The 2-2 slider the Nats' right-hander threw the Astros' shortstop was lined back up the middle for an RBI single that made it 3-2 Astros. Asked if he gave Barmes a little too nice a two-strike pitch, Zimmermann told reporters, "I probably could have thrown something in the dirt, but it's one of those nights where I didn't have a feel for slider, curve ball, I mean, none of my offspeed [pitches]. I didn't really know where it was going to go, so I'll just work on it next bullpen and be ready to go in five days." 

The comment about not getting over to first referred to the at bat after Barmes' RBI single when Astros' catcher Humberto Quintero bunted with runners on first and third and beat the covering pitcher to first for an RBI bunt single that made it 4-2 Houston and extended what ended up being a four-run inning which ended with Washington down 6-2 in what ends up a 7-6 loss. 

"Those things upset me," the Nats' Skipper said, "I thought he battled and maybe he didn't have his best stuff, but the one thing, when you've got two strikes on a hitter, basically you just don't give him a cookie.
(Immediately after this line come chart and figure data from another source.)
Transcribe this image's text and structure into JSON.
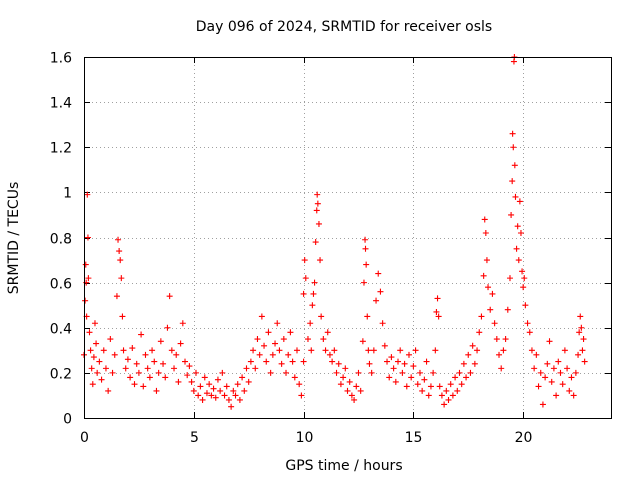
{
  "chart_data": {
    "type": "scatter",
    "title": "Day 096 of 2024, SRMTID for receiver osls",
    "xlabel": "GPS time / hours",
    "ylabel": "SRMTID / TECUs",
    "xlim": [
      0,
      24
    ],
    "ylim": [
      0,
      1.6
    ],
    "xticks": [
      0,
      5,
      10,
      15,
      20
    ],
    "xtick_labels": [
      "0",
      "5",
      "10",
      "15",
      "20"
    ],
    "yticks": [
      0,
      0.2,
      0.4,
      0.6,
      0.8,
      1,
      1.2,
      1.4,
      1.6
    ],
    "ytick_labels": [
      "0",
      "0.2",
      "0.4",
      "0.6",
      "0.8",
      "1",
      "1.2",
      "1.4",
      "1.6"
    ],
    "grid": true,
    "marker": "+",
    "series": [
      {
        "name": "SRMTID osls",
        "color": "#ff0000",
        "points": [
          [
            0.0,
            0.28
          ],
          [
            0.05,
            0.52
          ],
          [
            0.08,
            0.68
          ],
          [
            0.1,
            0.6
          ],
          [
            0.12,
            0.45
          ],
          [
            0.15,
            0.99
          ],
          [
            0.18,
            0.8
          ],
          [
            0.2,
            0.62
          ],
          [
            0.25,
            0.38
          ],
          [
            0.3,
            0.3
          ],
          [
            0.35,
            0.22
          ],
          [
            0.4,
            0.15
          ],
          [
            0.45,
            0.27
          ],
          [
            0.5,
            0.42
          ],
          [
            0.55,
            0.33
          ],
          [
            0.6,
            0.2
          ],
          [
            0.7,
            0.25
          ],
          [
            0.8,
            0.17
          ],
          [
            0.9,
            0.3
          ],
          [
            1.0,
            0.22
          ],
          [
            1.1,
            0.12
          ],
          [
            1.2,
            0.35
          ],
          [
            1.3,
            0.2
          ],
          [
            1.4,
            0.28
          ],
          [
            1.5,
            0.54
          ],
          [
            1.55,
            0.79
          ],
          [
            1.6,
            0.74
          ],
          [
            1.65,
            0.7
          ],
          [
            1.7,
            0.62
          ],
          [
            1.75,
            0.45
          ],
          [
            1.8,
            0.3
          ],
          [
            1.9,
            0.22
          ],
          [
            2.0,
            0.26
          ],
          [
            2.1,
            0.18
          ],
          [
            2.2,
            0.31
          ],
          [
            2.3,
            0.15
          ],
          [
            2.4,
            0.24
          ],
          [
            2.5,
            0.2
          ],
          [
            2.6,
            0.37
          ],
          [
            2.7,
            0.14
          ],
          [
            2.8,
            0.28
          ],
          [
            2.9,
            0.22
          ],
          [
            3.0,
            0.18
          ],
          [
            3.1,
            0.3
          ],
          [
            3.2,
            0.25
          ],
          [
            3.3,
            0.12
          ],
          [
            3.4,
            0.2
          ],
          [
            3.5,
            0.34
          ],
          [
            3.6,
            0.24
          ],
          [
            3.7,
            0.18
          ],
          [
            3.8,
            0.4
          ],
          [
            3.9,
            0.54
          ],
          [
            4.0,
            0.3
          ],
          [
            4.1,
            0.22
          ],
          [
            4.2,
            0.28
          ],
          [
            4.3,
            0.16
          ],
          [
            4.4,
            0.33
          ],
          [
            4.5,
            0.42
          ],
          [
            4.6,
            0.25
          ],
          [
            4.7,
            0.19
          ],
          [
            4.8,
            0.23
          ],
          [
            4.9,
            0.16
          ],
          [
            5.0,
            0.12
          ],
          [
            5.1,
            0.2
          ],
          [
            5.2,
            0.1
          ],
          [
            5.3,
            0.14
          ],
          [
            5.4,
            0.08
          ],
          [
            5.5,
            0.18
          ],
          [
            5.6,
            0.11
          ],
          [
            5.7,
            0.15
          ],
          [
            5.8,
            0.1
          ],
          [
            5.9,
            0.13
          ],
          [
            6.0,
            0.09
          ],
          [
            6.1,
            0.17
          ],
          [
            6.2,
            0.12
          ],
          [
            6.3,
            0.2
          ],
          [
            6.4,
            0.1
          ],
          [
            6.5,
            0.14
          ],
          [
            6.6,
            0.08
          ],
          [
            6.7,
            0.05
          ],
          [
            6.8,
            0.12
          ],
          [
            6.9,
            0.1
          ],
          [
            7.0,
            0.15
          ],
          [
            7.1,
            0.08
          ],
          [
            7.2,
            0.18
          ],
          [
            7.3,
            0.12
          ],
          [
            7.4,
            0.22
          ],
          [
            7.5,
            0.16
          ],
          [
            7.6,
            0.25
          ],
          [
            7.7,
            0.3
          ],
          [
            7.8,
            0.22
          ],
          [
            7.9,
            0.35
          ],
          [
            8.0,
            0.28
          ],
          [
            8.1,
            0.45
          ],
          [
            8.2,
            0.32
          ],
          [
            8.3,
            0.25
          ],
          [
            8.4,
            0.38
          ],
          [
            8.5,
            0.2
          ],
          [
            8.6,
            0.28
          ],
          [
            8.7,
            0.33
          ],
          [
            8.8,
            0.42
          ],
          [
            8.9,
            0.3
          ],
          [
            9.0,
            0.24
          ],
          [
            9.1,
            0.35
          ],
          [
            9.2,
            0.2
          ],
          [
            9.3,
            0.28
          ],
          [
            9.4,
            0.38
          ],
          [
            9.5,
            0.25
          ],
          [
            9.6,
            0.18
          ],
          [
            9.7,
            0.3
          ],
          [
            9.8,
            0.15
          ],
          [
            9.9,
            0.1
          ],
          [
            10.0,
            0.25
          ],
          [
            10.0,
            0.55
          ],
          [
            10.05,
            0.7
          ],
          [
            10.1,
            0.62
          ],
          [
            10.2,
            0.35
          ],
          [
            10.3,
            0.42
          ],
          [
            10.35,
            0.3
          ],
          [
            10.4,
            0.5
          ],
          [
            10.45,
            0.55
          ],
          [
            10.5,
            0.6
          ],
          [
            10.55,
            0.78
          ],
          [
            10.6,
            0.92
          ],
          [
            10.62,
            0.99
          ],
          [
            10.65,
            0.95
          ],
          [
            10.7,
            0.86
          ],
          [
            10.75,
            0.7
          ],
          [
            10.8,
            0.45
          ],
          [
            10.9,
            0.35
          ],
          [
            11.0,
            0.3
          ],
          [
            11.1,
            0.38
          ],
          [
            11.2,
            0.28
          ],
          [
            11.3,
            0.25
          ],
          [
            11.4,
            0.3
          ],
          [
            11.5,
            0.2
          ],
          [
            11.6,
            0.24
          ],
          [
            11.7,
            0.15
          ],
          [
            11.8,
            0.18
          ],
          [
            11.9,
            0.22
          ],
          [
            12.0,
            0.12
          ],
          [
            12.1,
            0.16
          ],
          [
            12.2,
            0.1
          ],
          [
            12.3,
            0.08
          ],
          [
            12.4,
            0.14
          ],
          [
            12.5,
            0.2
          ],
          [
            12.6,
            0.12
          ],
          [
            12.7,
            0.34
          ],
          [
            12.75,
            0.6
          ],
          [
            12.8,
            0.79
          ],
          [
            12.82,
            0.75
          ],
          [
            12.85,
            0.68
          ],
          [
            12.9,
            0.45
          ],
          [
            12.95,
            0.3
          ],
          [
            13.0,
            0.24
          ],
          [
            13.1,
            0.2
          ],
          [
            13.2,
            0.3
          ],
          [
            13.3,
            0.52
          ],
          [
            13.4,
            0.64
          ],
          [
            13.5,
            0.56
          ],
          [
            13.6,
            0.42
          ],
          [
            13.7,
            0.32
          ],
          [
            13.8,
            0.25
          ],
          [
            13.9,
            0.18
          ],
          [
            14.0,
            0.27
          ],
          [
            14.1,
            0.22
          ],
          [
            14.2,
            0.16
          ],
          [
            14.3,
            0.25
          ],
          [
            14.4,
            0.3
          ],
          [
            14.5,
            0.2
          ],
          [
            14.6,
            0.24
          ],
          [
            14.7,
            0.14
          ],
          [
            14.8,
            0.28
          ],
          [
            14.9,
            0.18
          ],
          [
            15.0,
            0.23
          ],
          [
            15.1,
            0.3
          ],
          [
            15.2,
            0.15
          ],
          [
            15.3,
            0.2
          ],
          [
            15.4,
            0.12
          ],
          [
            15.5,
            0.17
          ],
          [
            15.6,
            0.25
          ],
          [
            15.7,
            0.1
          ],
          [
            15.8,
            0.14
          ],
          [
            15.9,
            0.2
          ],
          [
            16.0,
            0.3
          ],
          [
            16.05,
            0.47
          ],
          [
            16.1,
            0.53
          ],
          [
            16.15,
            0.45
          ],
          [
            16.2,
            0.14
          ],
          [
            16.3,
            0.1
          ],
          [
            16.4,
            0.06
          ],
          [
            16.5,
            0.12
          ],
          [
            16.6,
            0.08
          ],
          [
            16.7,
            0.15
          ],
          [
            16.8,
            0.1
          ],
          [
            16.9,
            0.18
          ],
          [
            17.0,
            0.12
          ],
          [
            17.1,
            0.2
          ],
          [
            17.2,
            0.15
          ],
          [
            17.3,
            0.24
          ],
          [
            17.4,
            0.18
          ],
          [
            17.5,
            0.28
          ],
          [
            17.6,
            0.2
          ],
          [
            17.7,
            0.32
          ],
          [
            17.8,
            0.24
          ],
          [
            17.9,
            0.3
          ],
          [
            18.0,
            0.38
          ],
          [
            18.1,
            0.45
          ],
          [
            18.2,
            0.63
          ],
          [
            18.25,
            0.88
          ],
          [
            18.3,
            0.82
          ],
          [
            18.35,
            0.7
          ],
          [
            18.4,
            0.58
          ],
          [
            18.5,
            0.48
          ],
          [
            18.6,
            0.55
          ],
          [
            18.7,
            0.42
          ],
          [
            18.8,
            0.35
          ],
          [
            18.9,
            0.28
          ],
          [
            19.0,
            0.22
          ],
          [
            19.1,
            0.3
          ],
          [
            19.2,
            0.35
          ],
          [
            19.3,
            0.48
          ],
          [
            19.4,
            0.62
          ],
          [
            19.45,
            0.9
          ],
          [
            19.5,
            1.05
          ],
          [
            19.52,
            1.26
          ],
          [
            19.55,
            1.2
          ],
          [
            19.58,
            1.58
          ],
          [
            19.6,
            1.6
          ],
          [
            19.62,
            1.12
          ],
          [
            19.65,
            0.98
          ],
          [
            19.7,
            0.75
          ],
          [
            19.75,
            0.85
          ],
          [
            19.8,
            0.7
          ],
          [
            19.85,
            0.96
          ],
          [
            19.9,
            0.82
          ],
          [
            19.95,
            0.65
          ],
          [
            20.0,
            0.58
          ],
          [
            20.05,
            0.62
          ],
          [
            20.1,
            0.5
          ],
          [
            20.2,
            0.42
          ],
          [
            20.3,
            0.38
          ],
          [
            20.4,
            0.3
          ],
          [
            20.5,
            0.22
          ],
          [
            20.6,
            0.28
          ],
          [
            20.7,
            0.14
          ],
          [
            20.8,
            0.2
          ],
          [
            20.9,
            0.06
          ],
          [
            21.0,
            0.18
          ],
          [
            21.1,
            0.24
          ],
          [
            21.2,
            0.34
          ],
          [
            21.3,
            0.16
          ],
          [
            21.4,
            0.22
          ],
          [
            21.5,
            0.1
          ],
          [
            21.6,
            0.25
          ],
          [
            21.7,
            0.2
          ],
          [
            21.8,
            0.15
          ],
          [
            21.9,
            0.3
          ],
          [
            22.0,
            0.22
          ],
          [
            22.1,
            0.12
          ],
          [
            22.2,
            0.18
          ],
          [
            22.3,
            0.1
          ],
          [
            22.4,
            0.2
          ],
          [
            22.5,
            0.28
          ],
          [
            22.55,
            0.38
          ],
          [
            22.6,
            0.45
          ],
          [
            22.65,
            0.4
          ],
          [
            22.7,
            0.3
          ],
          [
            22.75,
            0.35
          ],
          [
            22.8,
            0.25
          ]
        ]
      }
    ]
  }
}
There's a lot of times during the course of a year where I'll have situations in the middle of the lineup where I definitely don't want to give in and give a really good hitter a pitch to hit." 

"Any other situation, with the catcher coming up," Johnson continued, "the 7th hole hitter hitting .250, if he gets ahead of him, I'm willing to make a good pitch and get him out and if he doesn't I'll walk him and try for the double play, but then you have to give in to the hitter and he needs to learn how to do that." 

"It's a shame that the offense puts up six runs and I feel like it I didn't do my part," Zimmermann said of the outing in which he threw 86 pitches, 64 of them strikes. "I've got to just get my work in the next four or five days and be ready to go next time I step on the mound."

Zimmermann starts against the Marlins tonight in Nats Park, six days after his last start. The right-hander's got a 160.0 inning-limit this season and he starts his 20th outing of the year at 120.0 innings even. He's already allowed more runs in three July starts and 17.1 IP than he did in 6 starts and 42.1 IP in June. Enjoy Jordan Zimmermann's 2011 starts while you can.